Portland’s Backyard Cottages Will Get a Permanent Exemption From Development Fees—With One Restriction

Portland City Commissioner Chloe Eudaly proposes: no more development fee waivers for Airbnbs in backyard cottages and other accessory-dwelling units; pay the fee or create permanent housing.

Snow day in a Southeast Portland neighborhood, Feb. 21, 2018. (Sam Gehrke)

Since 2010, Portland officials have pushed for the building of more backyard cottages (and other accessory dwelling units) by exempting them from development fees charged by the city.

But that exemption has always been temporary, if regularly renewed.

City Commissioner Chloe Eudaly, who has been working toward more ADUs throughout the city, is looking to make the exemption permanent—with a catch.

Any homeowner who gets the exemption, worth by one estimate up to $12,000 a unit, won't be able to cash in on renting the cottages on Airbnb or other short-term rental site—at least for a specified period of time after getting the fee break.

Homeowners who want Airbnb in their backyard cottages can still pay the system-development charges.

Her office has not settled on how long the restriction against using them for short-term rentals would last, in the draft policy shared with WW.

But the idea is to push to create more permanent housing in the city.

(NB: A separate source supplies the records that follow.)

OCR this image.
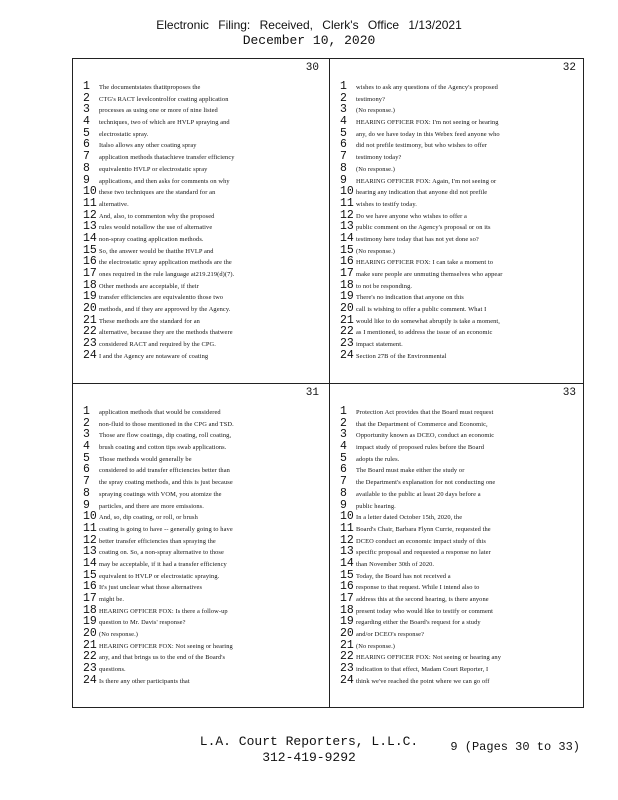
Electronic Filing: Received, Clerk's Office 1/13/2021
December 10, 2020
30
1	The documentstates thatitproposes the
2	CTG's RACT levelcontrolfor coating application
3	processes as using one or more of nine listed
4	techniques, two of which are HVLP spraying and
5	electrostatic spray.
6	Italso allows any other coating spray
7	application methods thatachieve transfer efficiency
8	equivalentto HVLP or electrostatic spray
9	applications, and then asks for comments on why
10 these two techniques are the standard for an
11 alternative.
12 And, also, to commenton why the proposed
13 rules would notallow the use of alternative
14 non-spray coating application methods.
15 So, the answer would be thatthe HVLP and
16 the electrostatic spray application methods are the
17 ones required in the rule language at219.219(d)(7).
18 Other methods are acceptable, if their
19 transfer efficiencies are equivalentto those two
20 methods, and if they are approved by the Agency.
21 These methods are the standard for an
22 alternative, because they are the methods thatwere
23 considered RACT and required by the CPG.
24 I and the Agency are notaware of coating
32
1	wishes to ask any questions of the Agency's proposed
2	testimony?
3	(No response.)
4	HEARING OFFICER FOX: I'm not seeing or hearing
5	any, do we have today in this Webex feed anyone who
6	did not prefile testimony, but who wishes to offer
7	testimony today?
8	(No response.)
9	HEARING OFFICER FOX: Again, I'm not seeing or
10 hearing any indication that anyone did not prefile
11 wishes to testify today.
12 Do we have anyone who wishes to offer a
13 public comment on the Agency's proposal or on its
14 testimony here today that has not yet done so?
15 (No response.)
16 HEARING OFFICER FOX: I can take a moment to
17 make sure people are unmuting themselves who appear
18 to not be responding.
19 There's no indication that anyone on this
20 call is wishing to offer a public comment. What I
21 would like to do somewhat abruptly is take a moment,
22 as I mentioned, to address the issue of an economic
23 impact statement.
24 Section 27B of the Environmental
31
1	application methods that would be considered
2	non-fluid to those mentioned in the CPG and TSD.
3	Those are flow coatings, dip coating, roll coating,
4	brush coating and cotton tips swab applications.
5	Those methods would generally be
6	considered to add transfer efficiencies better than
7	the spray coating methods, and this is just because
8	spraying coatings with VOM, you atomize the
9	particles, and there are more emissions.
10 And, so, dip coating, or roll, or brush
11 coating is going to have -- generally going to have
12 better transfer efficiencies than spraying the
13 coating on. So, a non-spray alternative to those
14 may be acceptable, if it had a transfer efficiency
15 equivalent to HVLP or electrostatic spraying.
16 It's just unclear what those alternatives
17 might be.
18 HEARING OFFICER FOX: Is there a follow-up
19 question to Mr. Davis' response?
20 (No response.)
21 HEARING OFFICER FOX: Not seeing or hearing
22 any, and that brings us to the end of the Board's
23 questions.
24 Is there any other participants that
33
1	Protection Act provides that the Board must request
2	that the Department of Commerce and Economic,
3	Opportunity known as DCEO, conduct an economic
4	impact study of proposed rules before the Board
5	adopts the rules.
6	The Board must make either the study or
7	the Department's explanation for not conducting one
8	available to the public at least 20 days before a
9	public hearing.
10 In a letter dated October 15th, 2020, the
11 Board's Chair, Barbara Flynn Currie, requested the
12 DCEO conduct an economic impact study of this
13 specific proposal and requested a response no later
14 than November 30th of 2020.
15 Today, the Board has not received a
16 response to that request. While I intend also to
17 address this at the second hearing, is there anyone
18 present today who would like to testify or comment
19 regarding either the Board's request for a study
20 and/or DCEO's response?
21 (No response.)
22 HEARING OFFICER FOX: Not seeing or hearing any
23 indication to that effect, Madam Court Reporter, I
24 think we've reached the point where we can go off
9 (Pages 30 to 33)
L.A. Court Reporters, L.L.C.
312-419-9292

"There's no public benefit to another Airbnb," says Marshall Runkell, Eudaly's chief of staff. "There is clearly a public benefit to another long-term residence."

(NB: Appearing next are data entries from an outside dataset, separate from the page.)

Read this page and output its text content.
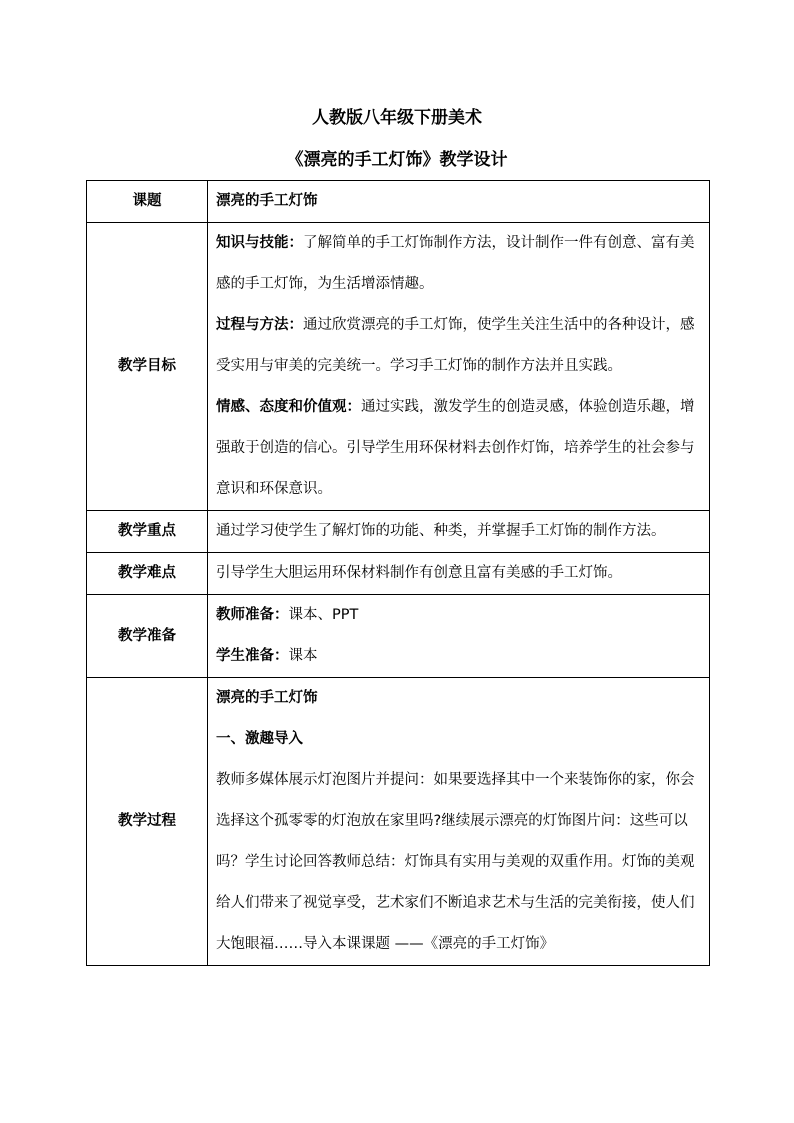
人教版八年级下册美术
《漂亮的手工灯饰》教学设计
课题	漂亮的手工灯饰
教学目标	知识与技能：了解简单的手工灯饰制作方法，设计制作一件有创意、富有美感的手工灯饰，为生活增添情趣。

过程与方法：通过欣赏漂亮的手工灯饰，使学生关注生活中的各种设计，感受实用与审美的完美统一。学习手工灯饰的制作方法并且实践。

情感、态度和价值观：通过实践，激发学生的创造灵感，体验创造乐趣，增强敢于创造的信心。引导学生用环保材料去创作灯饰，培养学生的社会参与意识和环保意识。

教学重点	通过学习使学生了解灯饰的功能、种类，并掌握手工灯饰的制作方法。
教学难点	引导学生大胆运用环保材料制作有创意且富有美感的手工灯饰。
教学准备	教师准备：课本、PPT

学生准备：课本

教学过程	漂亮的手工灯饰

一、激趣导入

教师多媒体展示灯泡图片并提问：如果要选择其中一个来装饰你的家，你会选择这个孤零零的灯泡放在家里吗?继续展示漂亮的灯饰图片问：这些可以吗？学生讨论回答教师总结：灯饰具有实用与美观的双重作用。灯饰的美观给人们带来了视觉享受，艺术家们不断追求艺术与生活的完美衔接，使人们大饱眼福……导入本课课题 ——《漂亮的手工灯饰》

Eudaly has also proposed that the city put money toward new financing mechanisms to further stimulate development of ADUs.

Link: Portland City Commissioner Chloe Eudaly Seeks to Spark Increase in Backyard Cottages and Other ADUs

The policy has the support of a key advocate for ADUs.

“There will be some degree of ADU production loss as a result of this policy, but on the balance, I think the City Council is making a the right call,” says Kol Peterson, an ADU consultant and author of Backdoor Revolution-The Definitive Guide to ADU Development.
“I’ve have spoken with hundreds of Portlanders about this proposal already at various points, and am certain that a permanent SDC waiver for ADUs is very popular.”